Si je ne devais garder qu’une scène, ce serait non pas celle de l’affiche française avec les quatre sœurs en yukata faisant un hana bi dans leur jardin mais celle où, après un autre enterrement, les sœurs marchent et discutent ensemble sur la plage, toutes de noir vêtues. Moment magique où la réalisation n’a même plus besoin d’être pensée pour magnifier cet instant. Le charisme et la beauté des filles, associés à la connaissance d’elles que l’on a pu bâtir tout le long du film, permet de rendre ce moment marquant. Souvenir du passé, instant présent que l’on déguste, perspective d’un avenir symbolisé par l’océan, tout cela fusionne lors de cette scène qui pourrait constituer une belle conclusion à l’oeuvre de Kore-eda. Après, comme pour Ozu, on espère quand même d’autres variations sur le même thème. On n’aura pas à attendre longtemps, dans trois mois doit sortir son Umi yori mo mada Fukaku, avec une nouvelle fois Hiroshi Abe.

7,5/10

+

– Choix d’actrices assez miraculeux (un gros faible en ce qui me concerne pour Haruka Ayase).
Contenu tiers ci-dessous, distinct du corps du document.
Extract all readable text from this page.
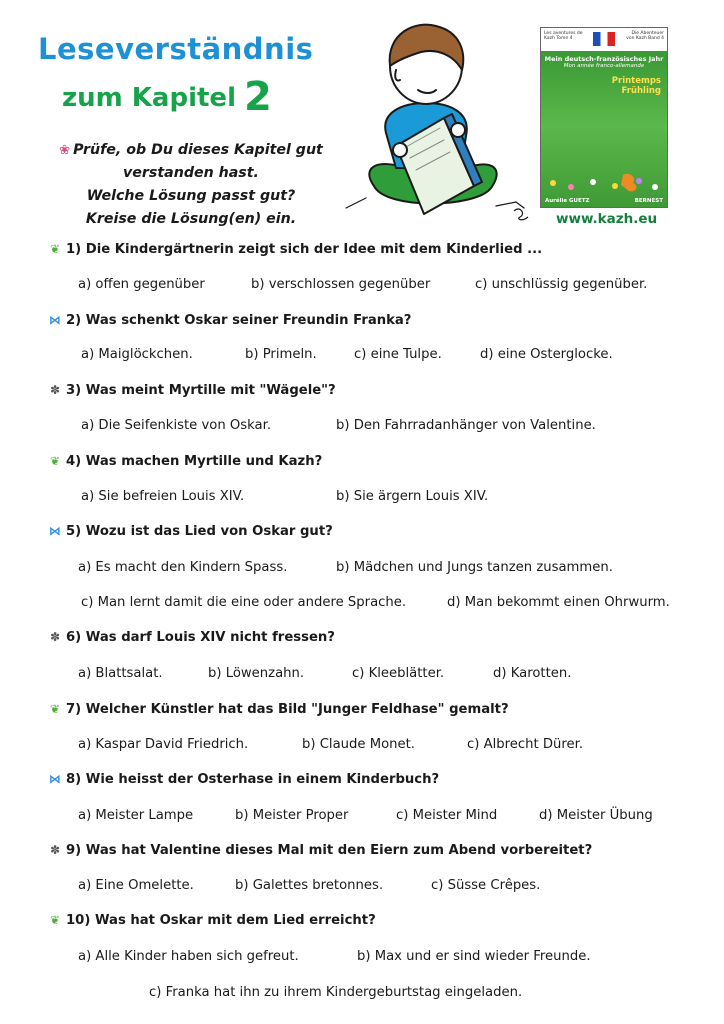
Leseverständnis
zum Kapitel 2
❀ Prüfe, ob Du dieses Kapitel gut
verstanden hast.
Welche Lösung passt gut?
Kreise die Lösung(en) ein.
Les aventures de Kazh Tome 4
Die Abenteuer von Kazh Band 4
Mein deutsch-französisches Jahr
Mon année franco-allemande
Printemps
Frühling
Aurélie GUETZ	BERNEST
www.kazh.eu
❦ 1) Die Kindergärtnerin zeigt sich der Idee mit dem Kinderlied ...
a) offen gegenüber	b) verschlossen gegenüber	c) unschlüssig gegenüber.
⋈ 2) Was schenkt Oskar seiner Freundin Franka?
a) Maiglöckchen.	b) Primeln.	c) eine Tulpe.	d) eine Osterglocke.
✽ 3) Was meint Myrtille mit "Wägele"?
a) Die Seifenkiste von Oskar.	b) Den Fahrradanhänger von Valentine.
❦ 4) Was machen Myrtille und Kazh?
a) Sie befreien Louis XIV.	b) Sie ärgern Louis XIV.
⋈ 5) Wozu ist das Lied von Oskar gut?
a) Es macht den Kindern Spass.	b) Mädchen und Jungs tanzen zusammen.
c) Man lernt damit die eine oder andere Sprache.	d) Man bekommt einen Ohrwurm.
✽ 6) Was darf Louis XIV nicht fressen?
a) Blattsalat.	b) Löwenzahn.	c) Kleeblätter.	d) Karotten.
❦ 7) Welcher Künstler hat das Bild "Junger Feldhase" gemalt?
a) Kaspar David Friedrich.	b) Claude Monet.	c) Albrecht Dürer.
⋈ 8) Wie heisst der Osterhase in einem Kinderbuch?
a) Meister Lampe	b) Meister Proper	c) Meister Mind	d) Meister Übung
✽ 9) Was hat Valentine dieses Mal mit den Eiern zum Abend vorbereitet?
a) Eine Omelette.	b) Galettes bretonnes.	c) Süsse Crêpes.
❦ 10) Was hat Oskar mit dem Lied erreicht?
a) Alle Kinder haben sich gefreut.	b) Max und er sind wieder Freunde.
c) Franka hat ihn zu ihrem Kindergeburtstag eingeladen.
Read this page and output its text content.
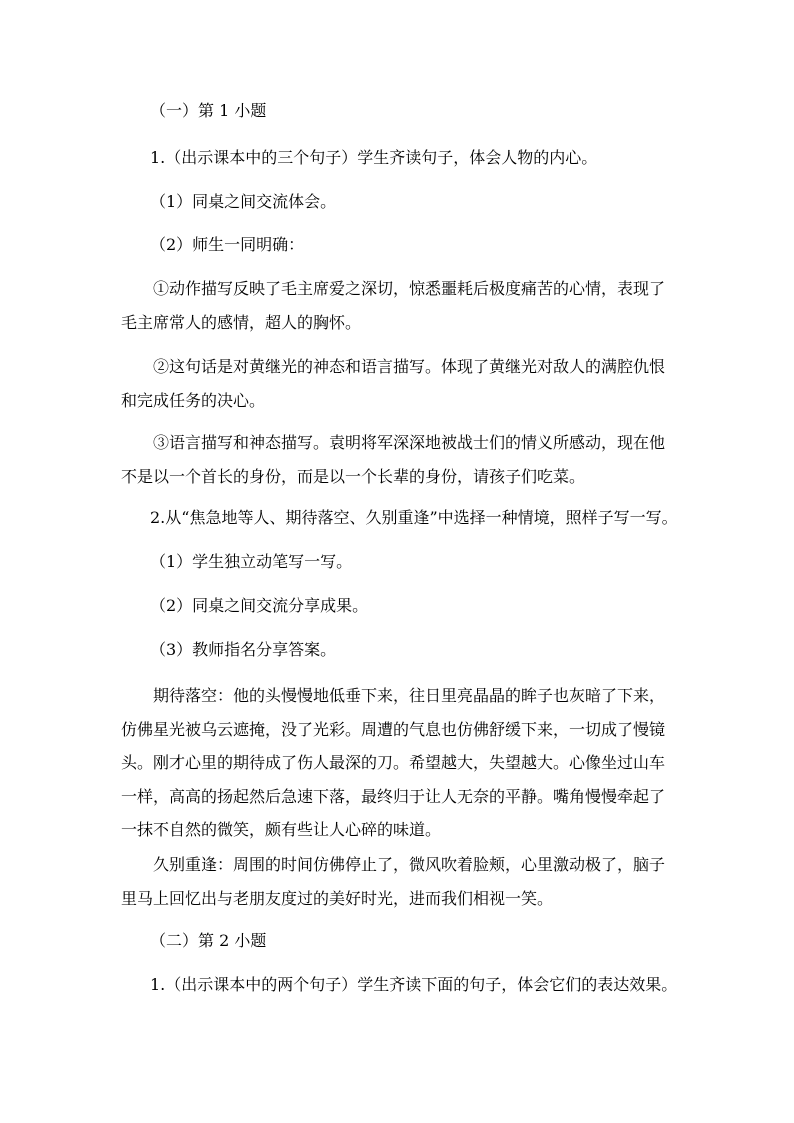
（一）第 1 小题
1.（出示课本中的三个句子）学生齐读句子，体会人物的内心。
（1）同桌之间交流体会。
（2）师生一同明确：
①动作描写反映了毛主席爱之深切，惊悉噩耗后极度痛苦的心情，表现了毛主席常人的感情，超人的胸怀。
②这句话是对黄继光的神态和语言描写。体现了黄继光对敌人的满腔仇恨和完成任务的决心。
③语言描写和神态描写。袁明将军深深地被战士们的情义所感动，现在他不是以一个首长的身份，而是以一个长辈的身份，请孩子们吃菜。
2.从“焦急地等人、期待落空、久别重逢”中选择一种情境，照样子写一写。
（1）学生独立动笔写一写。
（2）同桌之间交流分享成果。
（3）教师指名分享答案。
期待落空：他的头慢慢地低垂下来，往日里亮晶晶的眸子也灰暗了下来，仿佛星光被乌云遮掩，没了光彩。周遭的气息也仿佛舒缓下来，一切成了慢镜头。刚才心里的期待成了伤人最深的刀。希望越大，失望越大。心像坐过山车一样，高高的扬起然后急速下落，最终归于让人无奈的平静。嘴角慢慢牵起了一抹不自然的微笑，颇有些让人心碎的味道。
久别重逢：周围的时间仿佛停止了，微风吹着脸颊，心里激动极了，脑子里马上回忆出与老朋友度过的美好时光，进而我们相视一笑。
（二）第 2 小题
1.（出示课本中的两个句子）学生齐读下面的句子，体会它们的表达效果。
– Lily Franky, le sympathique père foutraque dans Tel Père, Tel Fils, dans le rôle du compagnon de la pauvre restauratrice. Beaucoup aimé la force tranquille du personnage, sorte d’incarnation d’un père idéal bienveillant et rodé aux aléas de la vie.

– La variation des scènes, ponctuée par le rythme des saisons et les effets de mise en scène de Kore-eda. En cela on se démarque nettement d’Ozu. Ainsi la magnifique scène du « tunnel de sakuras ».

Je cherche et dès que je trouve, je vous le dis, OK ?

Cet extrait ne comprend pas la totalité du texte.